Carlos Lesmes,
presidente aún, ya por poco tiempo, del Tribunal Supremo y del Consejo General
del Poder Judicial, pidió a Luis María Díez-Picazo, el presidente de la sala de
lo Contencioso Administrativo (para Lesmes, “su” sala y “su” amigo del alma,
colocado por él en ese lugar), que convocara con urgencia el pleno, con el fin
de revisar la sentencia sobre el impuesto de las hipotecas.
Díez-Picazo cumplió
como bien mandado.

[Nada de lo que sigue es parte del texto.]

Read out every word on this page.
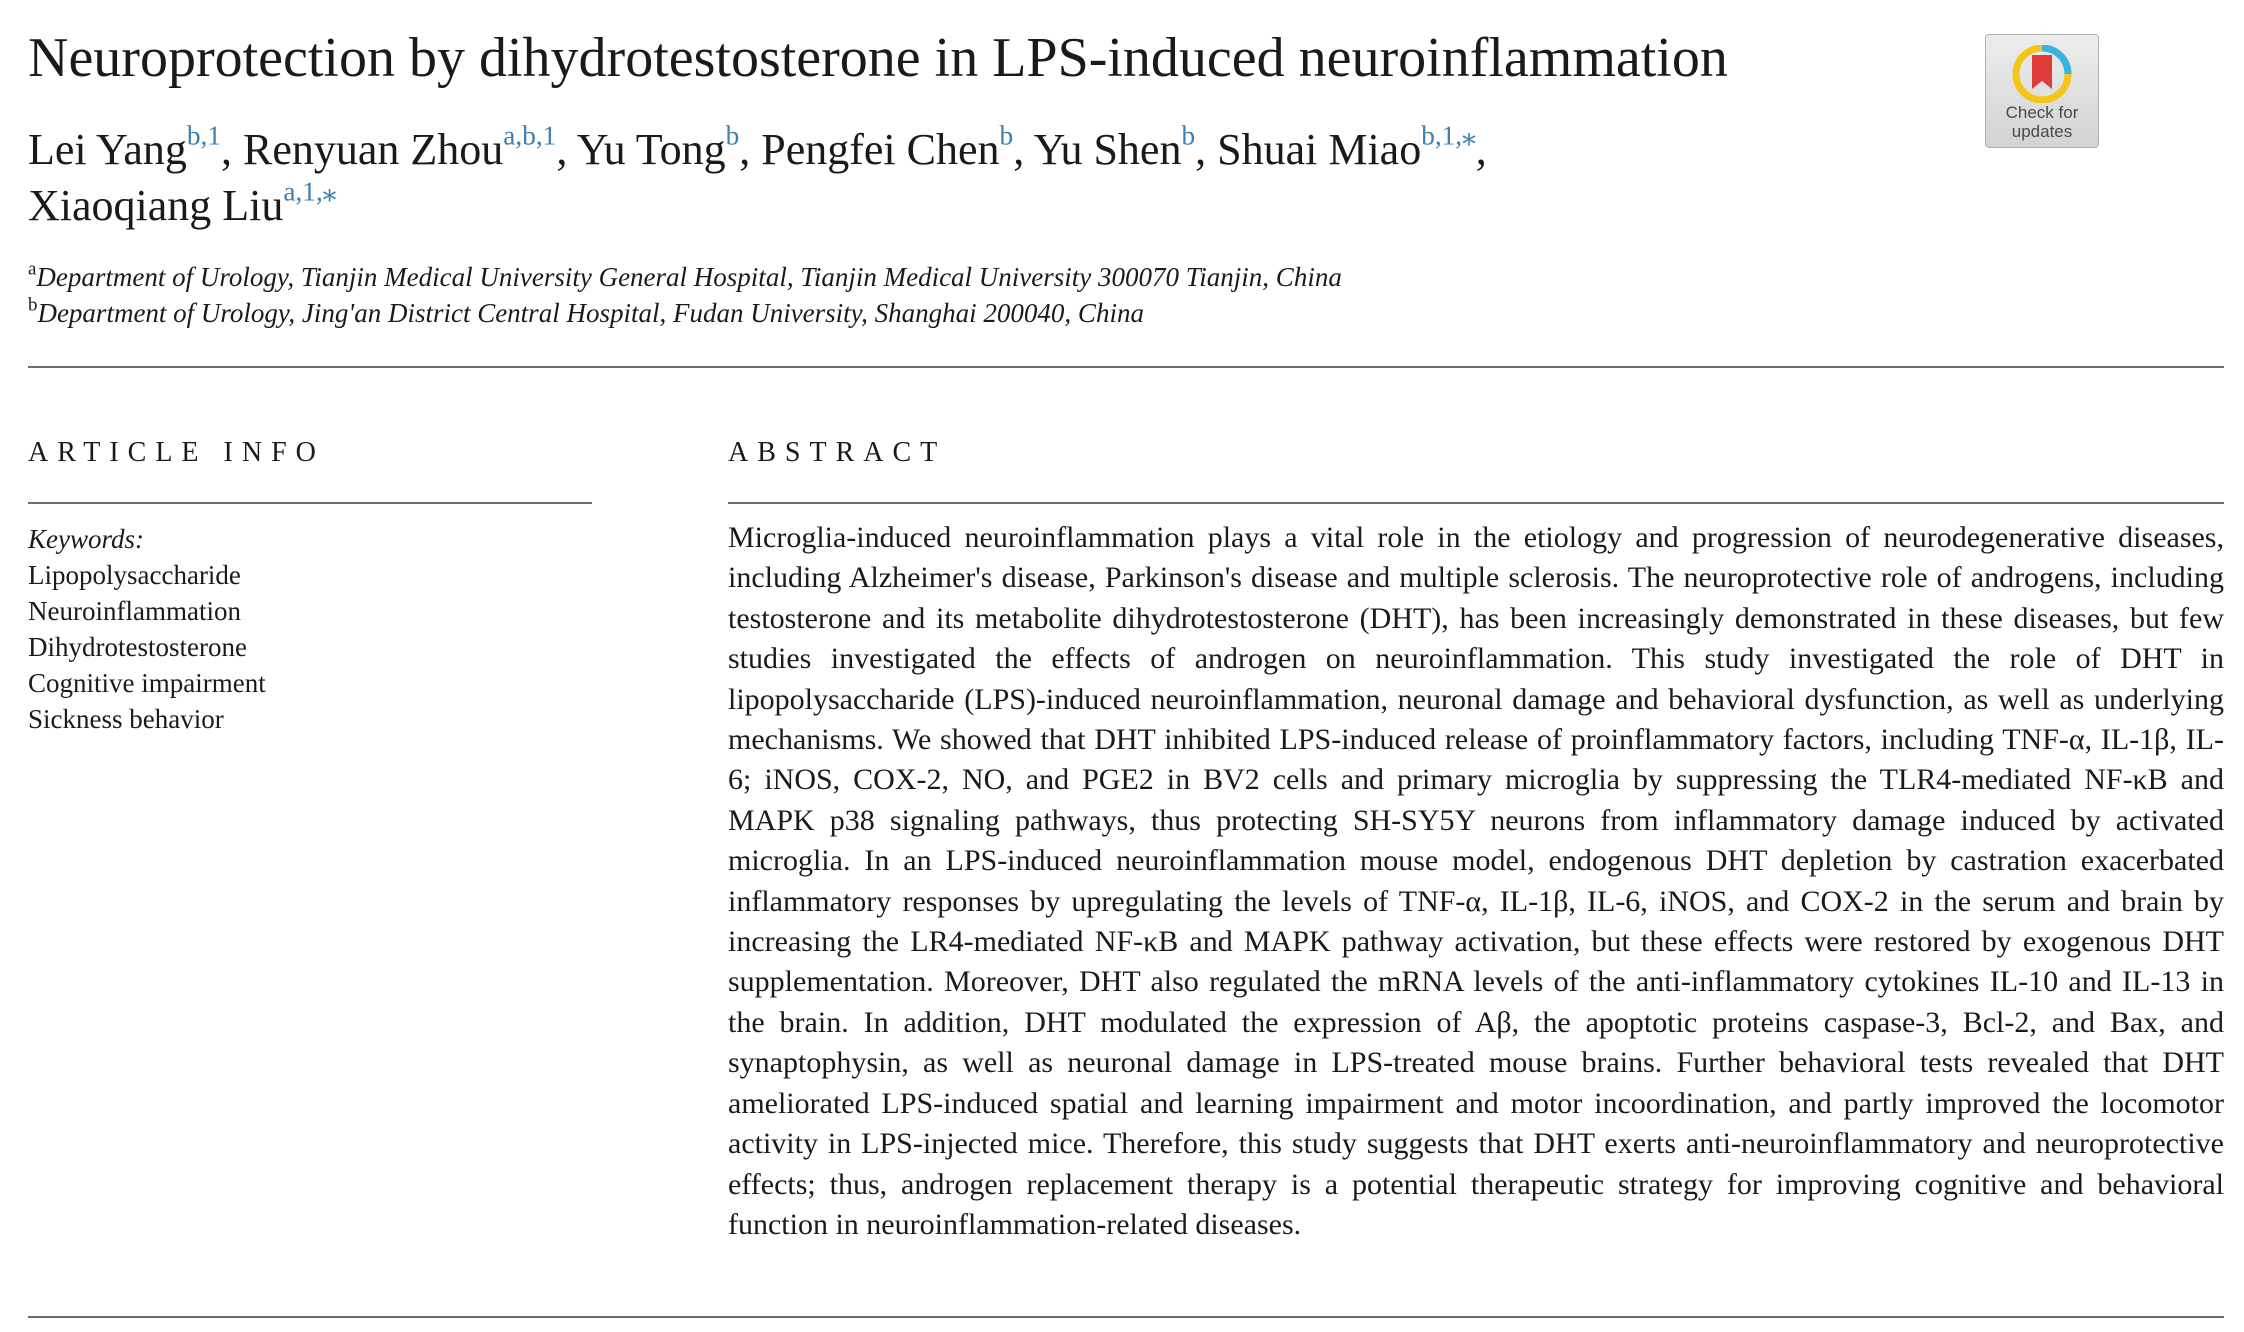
Neuroprotection by dihydrotestosterone in LPS-induced neuroinflammation
Check for
updates
Lei Yang$^{b,1}$, Renyuan Zhou$^{a,b,1}$, Yu Tong$^b$, Pengfei Chen$^b$, Yu Shen$^b$, Shuai Miao$^{b,1,⁎}$,
Xiaoqiang Liu$^{a,1,⁎}$
$^a$Department of Urology, Tianjin Medical University General Hospital, Tianjin Medical University 300070 Tianjin, China
$^b$Department of Urology, Jing'an District Central Hospital, Fudan University, Shanghai 200040, China
ARTICLE INFO	ABSTRACT
Keywords:
Lipopolysaccharide
Neuroinflammation
Dihydrotestosterone
Cognitive impairment
Sickness behavior

Microglia-induced neuroinflammation plays a vital role in the etiology and progression of neurodegenerative diseases, including Alzheimer's disease, Parkinson's disease and multiple sclerosis. The neuroprotective role of androgens, including testosterone and its metabolite dihydrotestosterone (DHT), has been increasingly demonstrated in these diseases, but few studies investigated the effects of androgen on neuroinflammation. This study investigated the role of DHT in lipopolysaccharide (LPS)-induced neuroinflammation, neuronal damage and behavioral dysfunction, as well as underlying mechanisms. We showed that DHT inhibited LPS-induced release of proinflammatory factors, including TNF-α, IL-1β, IL-6; iNOS, COX-2, NO, and PGE2 in BV2 cells and primary microglia by suppressing the TLR4-mediated NF-κB and MAPK p38 signaling pathways, thus protecting SH-SY5Y neurons from inflammatory damage induced by activated microglia. In an LPS-induced neuroinflammation mouse model, endogenous DHT depletion by castration exacerbated inflammatory responses by upregulating the levels of TNF-α, IL-1β, IL-6, iNOS, and COX-2 in the serum and brain by increasing the LR4-mediated NF-κB and MAPK pathway activation, but these effects were restored by exogenous DHT supplementation. Moreover, DHT also regulated the mRNA levels of the anti-inflammatory cytokines IL-10 and IL-13 in the brain. In addition, DHT modulated the expression of Aβ, the apoptotic proteins caspase-3, Bcl-2, and Bax, and synaptophysin, as well as neuronal damage in LPS-treated mouse brains. Further behavioral tests revealed that DHT ameliorated LPS-induced spatial and learning impairment and motor incoordination, and partly improved the locomotor activity in LPS-injected mice. Therefore, this study suggests that DHT exerts anti-neuroinflammatory and neuroprotective effects; thus, androgen replacement therapy is a potential therapeutic strategy for improving cognitive and behavioral function in neuroinflammation-related diseases.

Convocó el pleno de sala en cuarenta y ocho horas y, como su
voto de calidad era necesario para inclinar el debate de un lado o de otro, lo
utilizó para dejarlo caer del lado de la banca: del lado que le había sido
sugerido.
En estos tiempos en
los que todo se sabe, la torpeza ha sido monumental, y descalificante tanto para
Díez-Picazo como para Lesmes, un juez “político” que ha hecho su carrera a la
sombra del PP. Todo el aparato de la Justicia en España ha quedado en
entredicho; se ha quebrado el principio esencial de la seguridad jurídica, y
además por una cuestión secundaria que la banca habría absorbido con facilidad
a través de alguno de los expedientes en los que es experta (lo hará, a fin de cuentas,
después del decreto del gobierno; las cuentas de la banca siempre se escriben
torcidas con renglones derechos).
Hay otra cosa
imperdonable aún, en este asunto. Lesmes ha tenido la mejilla dura de alegar que
el enredo en el que ha metido por propia iniciativa al Tribunal Supremo
proviene de que la ley que regula las hipotecas “es confusa”. La culpa sería de
la norma; no de quienes la habían aplicado hasta ahora de un modo determinado,
que se intentaba rectificar. Es la rectificación lo que ha provocado la
reacción contraria de las togas supremas; no la irregularidad anterior. Como si
la confusión se hubiera generado a partir de la rectificación, y no de la letra
misma de la ley.
La excusa de Lesmes
ha sido digna de un rábula de los que medran en los estrados aprovechando el
redactado confuso de tantas y tantas leyes. No es de recibo el argumento en el
presidente del órgano supremo que tiene como misión precisamente aclarar el
sentido y la recta aplicación de las leyes, y fijar las normas para su
cumplimiento seguro y ordenado. La jurisprudencia, así se enseña desde siempre, es fuente del derecho con el mismo rango que la ley. Si las leyes fueran siempre claras y
terminantes, no harían falta jueces, bastaría con los secretarios de
juzgado para redactar las sentencias.